Q2 — Band 6 sample response (8 marks)

(A) Obtaining dry sand: Technique = filtration. Key property: particle size — sand is insoluble and the particles are large enough to be retained by filter paper. Procedure: (1) Pour the sea water through a funnel fitted with filter paper into a conical flask; sand is collected as residue on the filter paper. (2) Wash the sand on the filter paper with distilled water to remove residual salt, then transfer to a watch glass and dry in an oven. [1 mark — correct technique + property + at least 2 procedure steps]

(B) Pure NaCl crystals: First, filter the sea water to remove sand (sequential step), so that the crystals are not contaminated. Technique = crystallisation [1 mark]. Justification using solubility data: NaCl solubility changes by only 35.9 → 35.6 g/100 mL from 20 °C to 0 °C — a very small change. However, by concentrating the solution first (heating to reduce water volume), the NaCl concentration can exceed its solubility and it will crystallise. MgCl₂ is more soluble (52.8 g/100 mL at 0 °C) and remains in solution, so NaCl crystals can be collected with reduced MgCl₂ contamination. Repeat crystallisation (recrystallisation) to improve purity [1 mark for reasoning using data].

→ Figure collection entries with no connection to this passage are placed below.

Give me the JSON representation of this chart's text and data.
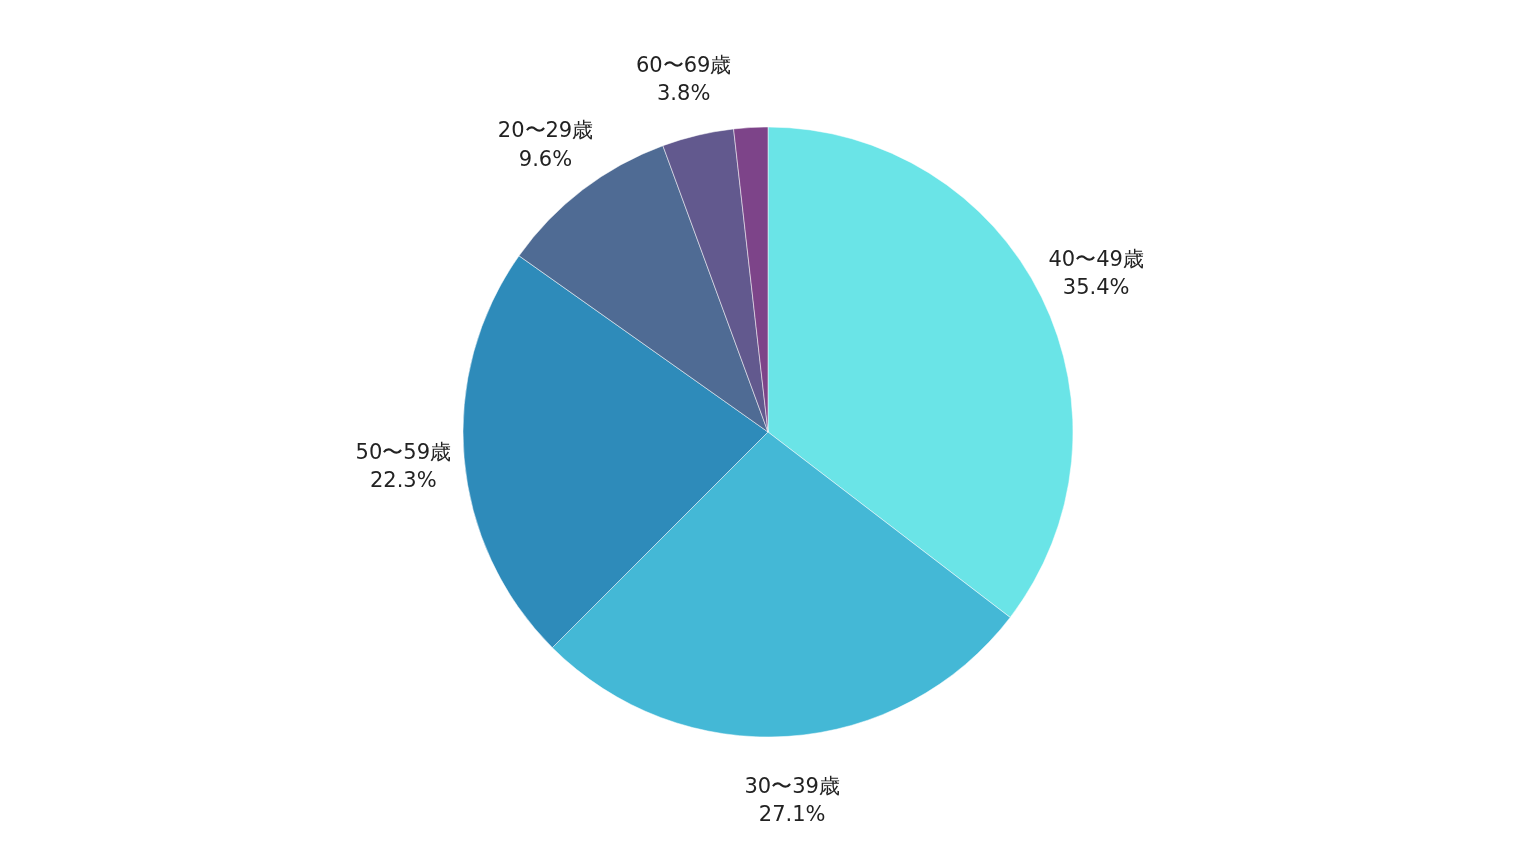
{
  "chart_data": {
    "type": "pie",
    "categories": [
      "40〜49歳",
      "30〜39歳",
      "50〜59歳",
      "20〜29歳",
      "60〜69歳",
      null
    ],
    "values": [
      35.4,
      27.1,
      22.3,
      9.6,
      3.8,
      1.8
    ],
    "value_labels": [
      "35.4%",
      "27.1%",
      "22.3%",
      "9.6%",
      "3.8%",
      null
    ],
    "colors": [
      "#6ae4e7",
      "#44b8d6",
      "#2e8bba",
      "#4f6b94",
      "#62598e",
      "#7d4489"
    ]
  }
}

(C) Gravimetric analysis for Cl⁻: Procedure: (1) Add excess AgNO₃ to the sea water sample — excess ensures all Cl⁻ (and Br⁻) precipitate; insufficient reagent causes incomplete precipitation and underestimates the true Cl⁻. (2) Filter using ashless filter paper — ordinary filter paper contains cellulose that would add carbon mass when the paper is ignited during the gravimetric procedure; ashless paper burns to leave no residue. (3) Wash, dry to constant mass, weigh, use stoichiometry with the balanced equation Ag⁺(aq) + Cl⁻(aq) → AgCl(s) and molar masses to calculate [Cl⁻]. [2 marks: 1 for excess reagent justification + ashless paper reason; 1 for full procedural sequence with stoichiometry step]

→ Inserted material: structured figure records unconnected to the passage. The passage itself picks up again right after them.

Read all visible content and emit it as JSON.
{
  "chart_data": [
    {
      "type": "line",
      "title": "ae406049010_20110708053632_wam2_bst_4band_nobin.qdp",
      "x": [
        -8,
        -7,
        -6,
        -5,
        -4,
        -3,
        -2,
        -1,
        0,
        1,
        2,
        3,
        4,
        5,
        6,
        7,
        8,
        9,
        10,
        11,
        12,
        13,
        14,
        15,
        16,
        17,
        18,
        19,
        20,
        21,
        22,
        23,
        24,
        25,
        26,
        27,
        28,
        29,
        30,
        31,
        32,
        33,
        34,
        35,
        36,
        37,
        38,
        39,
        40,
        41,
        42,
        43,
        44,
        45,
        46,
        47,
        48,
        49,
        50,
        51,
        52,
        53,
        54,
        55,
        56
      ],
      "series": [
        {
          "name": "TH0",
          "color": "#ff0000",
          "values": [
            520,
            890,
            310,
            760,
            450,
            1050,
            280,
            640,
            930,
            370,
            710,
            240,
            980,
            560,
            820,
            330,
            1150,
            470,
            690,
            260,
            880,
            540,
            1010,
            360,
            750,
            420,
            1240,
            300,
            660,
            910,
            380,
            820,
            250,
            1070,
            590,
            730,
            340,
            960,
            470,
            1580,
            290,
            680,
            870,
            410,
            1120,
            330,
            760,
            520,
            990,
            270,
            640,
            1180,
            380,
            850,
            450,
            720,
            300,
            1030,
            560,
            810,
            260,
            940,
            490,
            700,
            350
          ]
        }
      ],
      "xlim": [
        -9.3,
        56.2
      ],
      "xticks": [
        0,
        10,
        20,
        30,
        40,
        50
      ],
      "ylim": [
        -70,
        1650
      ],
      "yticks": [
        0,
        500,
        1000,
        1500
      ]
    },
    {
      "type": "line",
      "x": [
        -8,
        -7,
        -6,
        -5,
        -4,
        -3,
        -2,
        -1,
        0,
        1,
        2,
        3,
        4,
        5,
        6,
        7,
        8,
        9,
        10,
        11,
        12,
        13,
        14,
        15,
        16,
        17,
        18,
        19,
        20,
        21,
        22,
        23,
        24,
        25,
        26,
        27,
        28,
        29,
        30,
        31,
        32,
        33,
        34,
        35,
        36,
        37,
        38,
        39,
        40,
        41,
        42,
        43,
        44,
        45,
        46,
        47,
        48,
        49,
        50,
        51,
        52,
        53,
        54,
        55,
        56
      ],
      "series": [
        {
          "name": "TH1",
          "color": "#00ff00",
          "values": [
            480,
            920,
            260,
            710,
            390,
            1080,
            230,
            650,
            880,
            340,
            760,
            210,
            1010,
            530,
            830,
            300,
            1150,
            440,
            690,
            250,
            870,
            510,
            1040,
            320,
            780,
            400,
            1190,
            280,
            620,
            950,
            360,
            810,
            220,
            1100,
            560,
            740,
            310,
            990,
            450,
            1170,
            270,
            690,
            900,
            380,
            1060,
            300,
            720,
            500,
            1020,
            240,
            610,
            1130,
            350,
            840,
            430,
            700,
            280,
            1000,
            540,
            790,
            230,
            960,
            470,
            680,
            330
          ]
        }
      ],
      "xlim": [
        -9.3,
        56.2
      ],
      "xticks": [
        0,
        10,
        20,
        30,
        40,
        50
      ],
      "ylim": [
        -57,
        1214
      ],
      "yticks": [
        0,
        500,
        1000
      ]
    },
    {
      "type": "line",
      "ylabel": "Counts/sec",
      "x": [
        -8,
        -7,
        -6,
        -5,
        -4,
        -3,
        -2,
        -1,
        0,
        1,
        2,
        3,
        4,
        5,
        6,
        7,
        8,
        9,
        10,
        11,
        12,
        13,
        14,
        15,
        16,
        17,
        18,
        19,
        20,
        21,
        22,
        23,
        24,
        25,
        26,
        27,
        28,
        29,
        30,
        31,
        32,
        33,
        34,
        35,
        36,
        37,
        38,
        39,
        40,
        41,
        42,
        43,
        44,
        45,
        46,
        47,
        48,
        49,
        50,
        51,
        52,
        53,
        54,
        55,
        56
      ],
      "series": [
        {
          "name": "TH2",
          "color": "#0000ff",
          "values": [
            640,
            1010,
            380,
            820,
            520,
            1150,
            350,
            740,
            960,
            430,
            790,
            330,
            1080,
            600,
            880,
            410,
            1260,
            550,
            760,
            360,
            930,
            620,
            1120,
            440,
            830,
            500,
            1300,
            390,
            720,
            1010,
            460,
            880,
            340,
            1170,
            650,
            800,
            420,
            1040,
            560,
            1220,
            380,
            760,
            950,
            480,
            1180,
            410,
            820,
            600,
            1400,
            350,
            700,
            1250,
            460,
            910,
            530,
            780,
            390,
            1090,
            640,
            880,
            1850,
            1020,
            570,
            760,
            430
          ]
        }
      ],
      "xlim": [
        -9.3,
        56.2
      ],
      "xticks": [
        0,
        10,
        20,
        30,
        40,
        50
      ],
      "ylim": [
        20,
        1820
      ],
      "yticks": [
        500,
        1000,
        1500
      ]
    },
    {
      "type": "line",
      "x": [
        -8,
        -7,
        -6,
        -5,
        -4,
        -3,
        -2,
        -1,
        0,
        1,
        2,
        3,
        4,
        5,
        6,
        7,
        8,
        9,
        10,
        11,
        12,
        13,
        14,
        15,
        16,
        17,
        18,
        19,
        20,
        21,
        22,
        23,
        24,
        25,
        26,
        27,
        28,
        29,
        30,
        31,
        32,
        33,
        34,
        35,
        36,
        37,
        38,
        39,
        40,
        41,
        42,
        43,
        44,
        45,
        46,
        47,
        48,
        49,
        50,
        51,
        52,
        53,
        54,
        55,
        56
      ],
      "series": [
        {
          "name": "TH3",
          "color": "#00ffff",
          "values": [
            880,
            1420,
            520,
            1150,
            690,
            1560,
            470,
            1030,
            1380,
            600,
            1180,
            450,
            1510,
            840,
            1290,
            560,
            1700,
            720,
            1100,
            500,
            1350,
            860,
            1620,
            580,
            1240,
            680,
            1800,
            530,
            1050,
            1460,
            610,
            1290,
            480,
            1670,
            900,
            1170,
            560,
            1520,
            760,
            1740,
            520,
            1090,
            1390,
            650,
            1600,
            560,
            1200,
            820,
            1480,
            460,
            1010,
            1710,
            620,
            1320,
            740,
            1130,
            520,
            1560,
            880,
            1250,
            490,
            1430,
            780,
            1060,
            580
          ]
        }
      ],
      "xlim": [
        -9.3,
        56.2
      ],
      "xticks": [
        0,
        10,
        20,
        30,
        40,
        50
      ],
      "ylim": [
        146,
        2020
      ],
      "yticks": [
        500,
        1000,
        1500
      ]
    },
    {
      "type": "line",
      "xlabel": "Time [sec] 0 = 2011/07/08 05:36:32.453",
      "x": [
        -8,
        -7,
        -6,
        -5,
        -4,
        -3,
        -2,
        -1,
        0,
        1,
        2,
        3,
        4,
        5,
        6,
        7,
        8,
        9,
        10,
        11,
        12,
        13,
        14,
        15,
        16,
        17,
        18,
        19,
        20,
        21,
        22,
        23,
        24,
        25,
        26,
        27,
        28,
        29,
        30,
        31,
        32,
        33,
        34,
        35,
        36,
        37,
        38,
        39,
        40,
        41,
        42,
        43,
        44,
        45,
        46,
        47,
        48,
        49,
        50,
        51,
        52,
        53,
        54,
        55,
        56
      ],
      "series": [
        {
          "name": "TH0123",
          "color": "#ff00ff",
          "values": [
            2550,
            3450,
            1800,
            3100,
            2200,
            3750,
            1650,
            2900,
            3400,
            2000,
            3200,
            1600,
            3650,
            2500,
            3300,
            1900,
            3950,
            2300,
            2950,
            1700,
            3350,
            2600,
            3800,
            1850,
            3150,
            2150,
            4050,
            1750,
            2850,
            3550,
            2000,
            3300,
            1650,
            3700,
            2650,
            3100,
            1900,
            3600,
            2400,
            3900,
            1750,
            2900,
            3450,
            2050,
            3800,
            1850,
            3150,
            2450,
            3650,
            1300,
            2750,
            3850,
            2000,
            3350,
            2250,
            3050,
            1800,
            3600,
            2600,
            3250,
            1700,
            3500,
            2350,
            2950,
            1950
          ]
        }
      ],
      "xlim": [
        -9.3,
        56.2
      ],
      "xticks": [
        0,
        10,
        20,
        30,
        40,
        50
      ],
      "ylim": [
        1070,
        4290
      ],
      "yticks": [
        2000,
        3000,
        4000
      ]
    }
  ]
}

(D) Why simple distillation is inappropriate for pure solid NaCl: Reason 1 — Simple distillation removes water as vapour and leaves the dissolved solids behind; this would concentrate NaCl and MgCl₂ together in the residue, not separate them. Since both NaCl and MgCl₂ are non-volatile, they both remain in the flask — the technique produces a mixed salt residue, not pure NaCl [1 mark]. Reason 2 — Simple distillation requires a large boiling point difference between the components to separate them; here, the “component” to remove is water (b.p. 100 °C) versus solid NaCl (m.p. 801 °C, non-volatile), so technically boiling off water does separate water from salt — but it does not separate NaCl from MgCl₂, which is the purity problem. Additionally, boiling away large volumes of sea water uses enormous energy, making it impractical compared to crystallisation [1 mark].

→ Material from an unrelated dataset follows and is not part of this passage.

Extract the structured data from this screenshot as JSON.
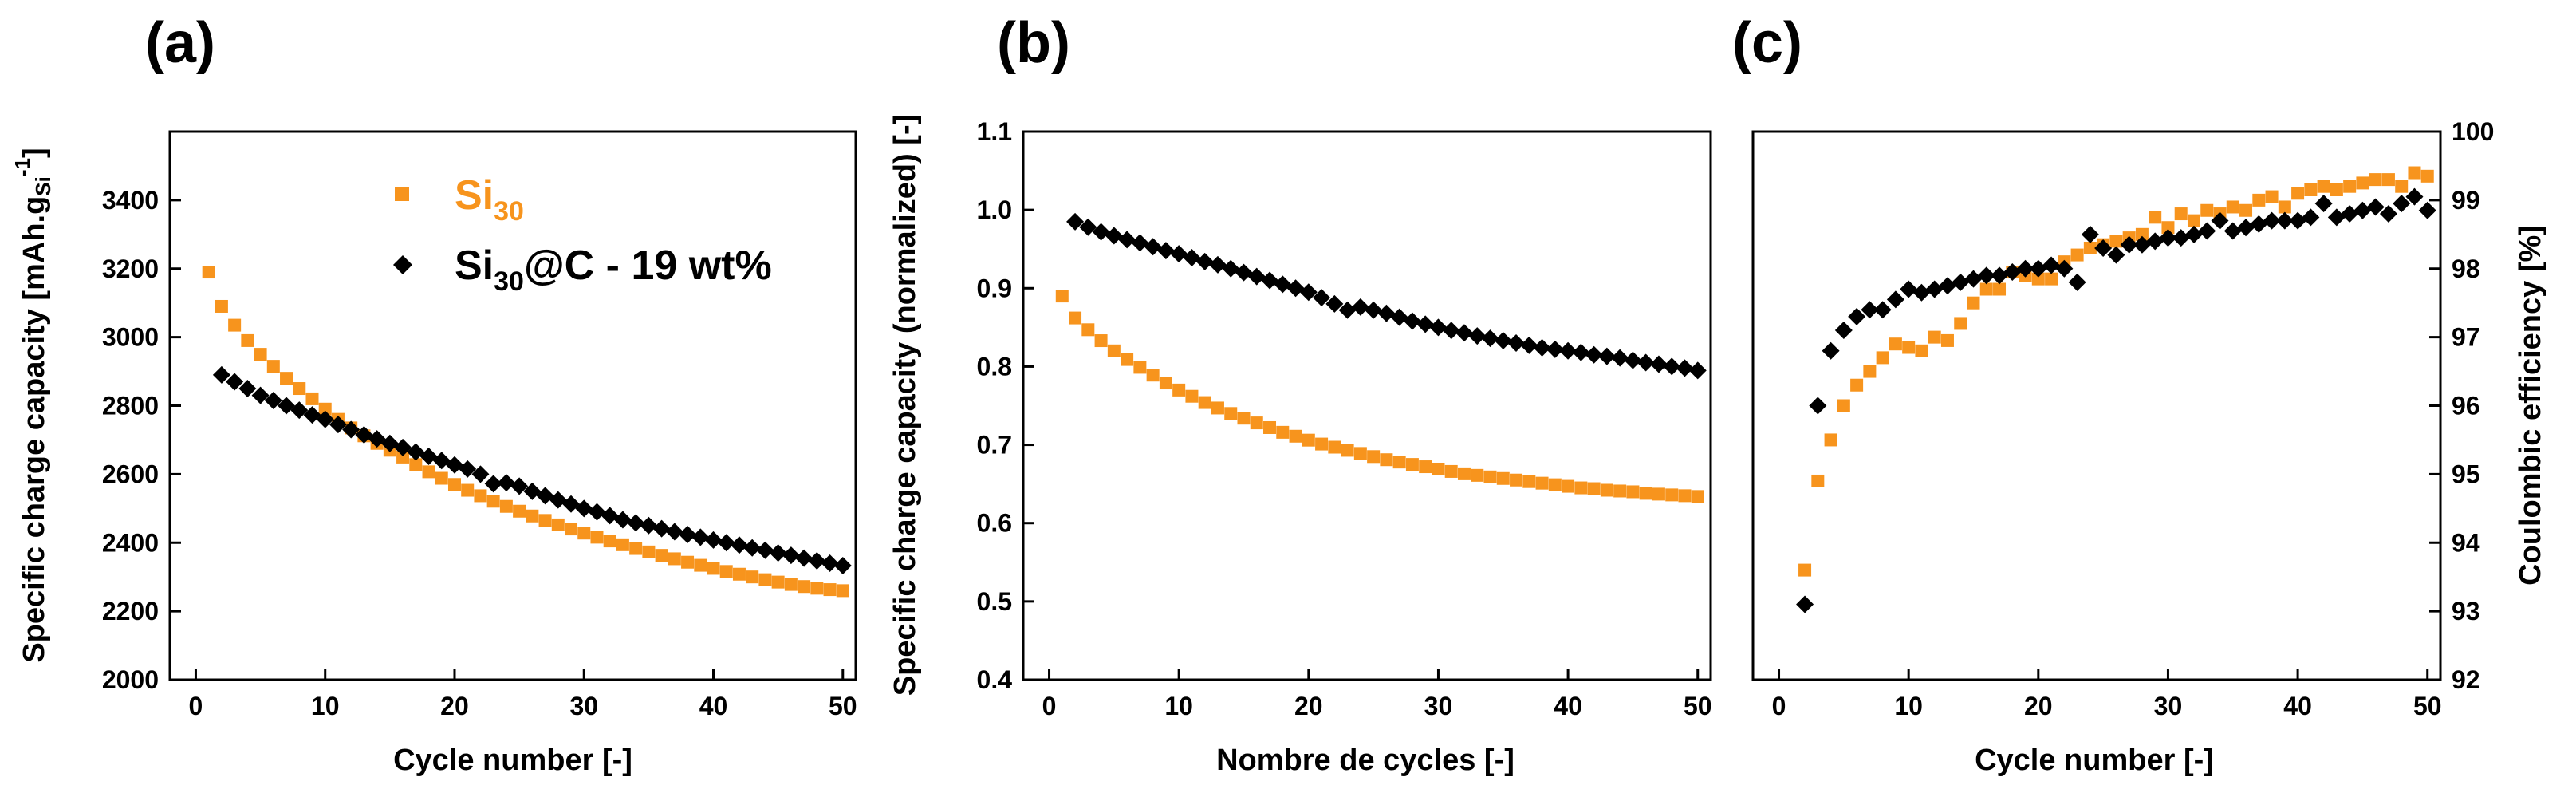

Limitation of gravimetric analysis in sea water: Sea water contains multiple halide ions (Cl⁻, Br⁻, I⁻), all of which precipitate as insoluble silver salts with AgNO₃, causing co-precipitation and overestimation of Cl⁻ concentration. This can be addressed by adding a mask for Br⁻/I⁻ (e.g. excess AgF, which specifically reacts with Br⁻ and I⁻ to convert them to AgBr/AgI before the gravimetric step), or by using an instrumental technique such as ion chromatography which can distinguish all halide ions individually [1 mark].

Marking criteria summary (8 marks): (A) technique + property + 2 steps [1]; (B) technique + solubility data justification + sequential filtration step [2]; (C) excess reagent + ashless paper reason + full procedure [2]; (D) two valid reasons why distillation fails [2]; limitation + solution [1]. Total 8 marks.